What both sides want the youth to hear

Chugh gave credit for the fightback and told him to set the tone in his performances and his words. The BJP leader also made a point of the simple, everyday markers of a good life in Punjab and to get some help if you need it. If you want the short version of the outreach so far: – Honey Singh is on board to do his part for Punjab. – Chugh is on him to get the youth moving with his music. – And yes, Chugh has compared the drug issue to a tsunami. We haven’t seen a policy paper on it, but the plan is there. Go to the reels and the stages where the fans are.
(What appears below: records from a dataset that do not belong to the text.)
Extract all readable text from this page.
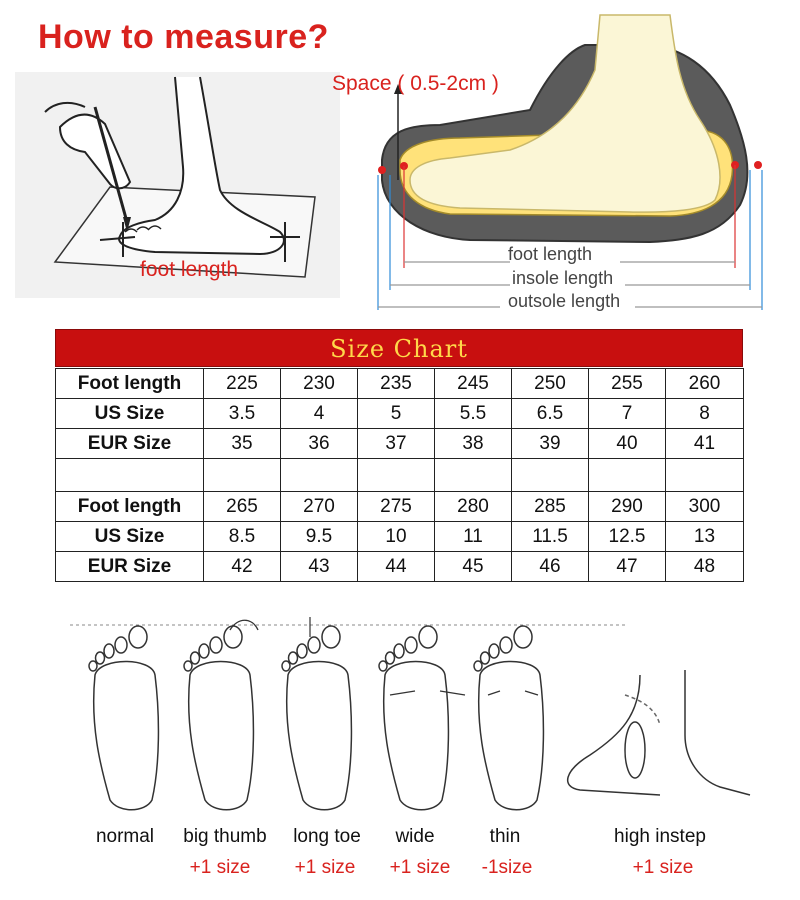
How to measure?
foot length
Space ( 0.5-2cm )
foot length
insole length
outsole length
Size Chart
Foot length	225	230	235	245	250	255	260
US Size	3.5	4	5	5.5	6.5	7	8
EUR Size	35	36	37	38	39	40	41

Foot length	265	270	275	280	285	290	300
US Size	8.5	9.5	10	11	11.5	12.5	13
EUR Size	42	43	44	45	46	47	48
normal	big thumb	long toe	wide	thin	high instep
+1 size	+1 size	+1 size	-1size	+1 size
Put out a different kind of song and you might see a change in attitude.

A broader cultural front is forming

It’s not just one face in the spotlight. Back on May 2, you had Mika Singh at Lok Bhavan in Chandigarh with Governor Gulab Chand Kataria. They put the idea to him to back the anti-drug drive, and he was up for it, even to the point of teaming up with the Administration for a big event in Chandigarh. The whole point is to put Punjabi heritage and language in the foreground while you’re at it, and to put some muscle behind the push against drug abuse. Put it all together and you have a coalition with artists in the vanguard of a tough social battle. So what’s next? If Honey puts out something new that makes being sober and having drive look like the way to be, he could very well be writing the new soundtrack for a young Punjabi’s life. And for the parents and teachers in the room, there is some good news in this. A star who has tripped up is now telling the kids to not make the same blunder. Sometimes that kind of unvarnished talk, in a chorus, is worth more than any official notice.